Federal Policy Should Support Public Investments and Progressive Taxation
Over the past two decades, there has been a significant shift toward achieving policy goals through the tax system. This has included an expansion of refundable tax credits, such as the Earned Income Tax Credit (EITC) and the refundable portion of the child tax credit. However, the tax system still includes large numbers of incentives provided through tax deductions, which provide a greater benefit to higher income households and no benefit at all to households who do not owe federal income taxes. This is both morally unjustified and economically inefficient; whenever possible, deductions and non-refundable credits should be replaced by refundable credits. As part of its 2010 Federal Policy Recommendations, CLASP recommends that Congress:
Make permanent tax provisions in the recovery act that helped low-income families. The American Recovery and Reinvestment Act of 2009 (ARRA) created a new refundable Making Work Pay tax credit, and lowered the income threshold at which families begin to benefit from the child tax credit to $3,000. President Obama's FY 2010 budget called for an extension of these improvements, which have been estimated to have lifted more than 3 million Americans out of poverty in 2009. Congress should make these improvements permanent.
Make more tax credits refundable.

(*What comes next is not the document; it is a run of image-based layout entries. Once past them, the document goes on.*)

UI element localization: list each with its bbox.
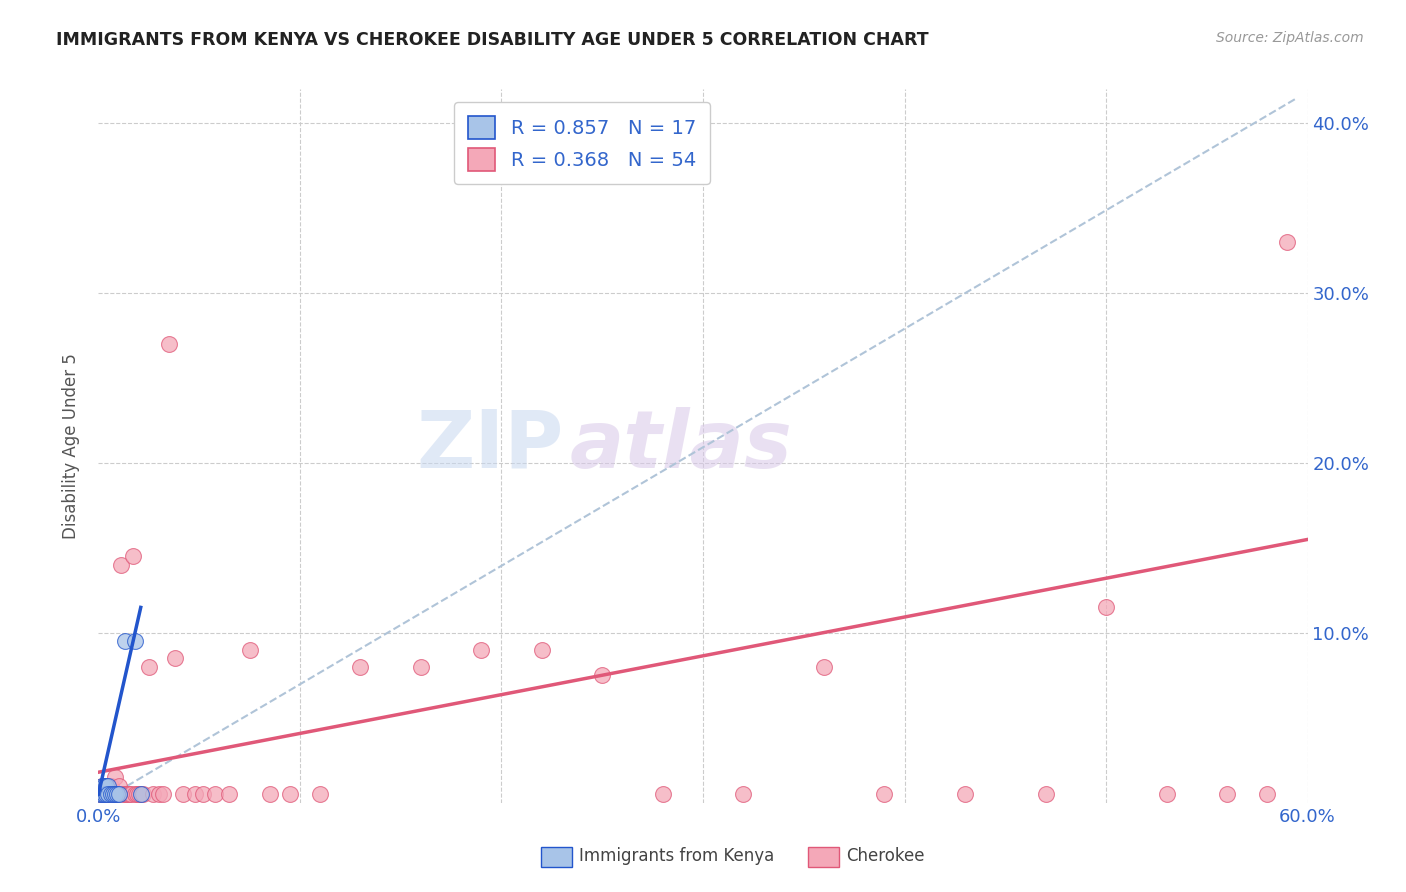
Point xyxy=(128,787,150,801)
Point xyxy=(103,787,125,801)
Legend: R = 0.857   N = 17, R = 0.368   N = 54: R = 0.857 N = 17, R = 0.368 N = 54 xyxy=(454,103,710,185)
Point xyxy=(103,770,125,784)
Point xyxy=(97,787,120,801)
Point xyxy=(97,779,120,793)
Text: Immigrants from Kenya: Immigrants from Kenya xyxy=(579,847,775,865)
Text: atlas: atlas xyxy=(569,407,793,485)
Point xyxy=(100,787,122,801)
Point xyxy=(91,779,114,793)
Point xyxy=(152,787,174,801)
Point xyxy=(114,634,136,648)
Point xyxy=(89,787,111,801)
Point xyxy=(1277,235,1299,249)
Point xyxy=(125,787,148,801)
Point xyxy=(349,660,371,674)
Point xyxy=(157,337,180,351)
Y-axis label: Disability Age Under 5: Disability Age Under 5 xyxy=(62,353,80,539)
Point xyxy=(813,660,835,674)
Point xyxy=(129,787,152,801)
Point xyxy=(91,779,114,793)
Point xyxy=(1216,787,1239,801)
Point xyxy=(96,779,118,793)
Point xyxy=(530,643,553,657)
Point xyxy=(132,787,155,801)
Text: Source: ZipAtlas.com: Source: ZipAtlas.com xyxy=(1216,31,1364,45)
Point xyxy=(1095,600,1118,615)
Point xyxy=(873,787,896,801)
Text: ZIP: ZIP xyxy=(416,407,564,485)
Text: IMMIGRANTS FROM KENYA VS CHEROKEE DISABILITY AGE UNDER 5 CORRELATION CHART: IMMIGRANTS FROM KENYA VS CHEROKEE DISABI… xyxy=(56,31,929,49)
Point xyxy=(124,634,146,648)
Point xyxy=(93,779,115,793)
Point xyxy=(733,787,755,801)
Point xyxy=(148,787,170,801)
Point xyxy=(107,779,129,793)
Point xyxy=(138,660,160,674)
Point xyxy=(172,787,194,801)
Point xyxy=(93,787,115,801)
Point xyxy=(239,643,262,657)
Point xyxy=(97,779,120,793)
Point xyxy=(409,660,432,674)
Point xyxy=(218,787,240,801)
Point xyxy=(93,787,115,801)
Point xyxy=(121,549,143,564)
Point xyxy=(96,787,118,801)
Point xyxy=(89,787,111,801)
Point xyxy=(100,779,122,793)
Point xyxy=(193,787,215,801)
Point xyxy=(115,787,138,801)
Point xyxy=(118,787,141,801)
Point xyxy=(142,787,165,801)
Point xyxy=(591,668,613,682)
Point xyxy=(96,787,118,801)
Point xyxy=(184,787,207,801)
Point xyxy=(101,787,124,801)
Point xyxy=(953,787,976,801)
Point xyxy=(124,787,146,801)
Point xyxy=(470,643,492,657)
Point xyxy=(103,787,125,801)
Point xyxy=(120,787,142,801)
Point xyxy=(111,787,134,801)
Point xyxy=(1035,787,1057,801)
Point xyxy=(163,651,186,665)
Point xyxy=(259,787,281,801)
Point xyxy=(105,787,128,801)
Point xyxy=(204,787,226,801)
Point xyxy=(97,787,120,801)
Point xyxy=(278,787,301,801)
Point xyxy=(91,787,114,801)
Text: Cherokee: Cherokee xyxy=(846,847,925,865)
Point xyxy=(309,787,332,801)
Point xyxy=(107,787,129,801)
Point xyxy=(101,787,124,801)
Point xyxy=(651,787,673,801)
Point xyxy=(1256,787,1278,801)
Point xyxy=(1156,787,1178,801)
Point xyxy=(110,558,132,572)
Point xyxy=(114,787,136,801)
Point xyxy=(105,787,128,801)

Most tax credits that are not targeted to low-income workers are not refundable, meaning that individuals and families who do not owe federal income taxes are not eligible for them. This makes these credits regressive, and denies their incentives to low-income workers and families. Tax credits including the Dependent Care Tax Credit, the Savers Credit, and the higher education tax credits should be made refundable.
Adopt tax policies that provide a sustainable revenue base for the nation's shared priorities. Next year, the large tax cuts enacted in 2001 and 2003 are scheduled to expire. These cuts mostly benefited high income households, and deeply undermined the nation's budgetary stability, resulting in significant deficits even before the current economic crisis. To ensure the government's ability to make the short- and long-term investments that are critical to ensuring all Americans have economic opportunities, it is necessary to adopt tax policies that provide for a realistic revenue base. Congress should allow the tax giveaways to the highest income households to expire, including the existing reductions in the taxation of capital gains, dividends, and estates.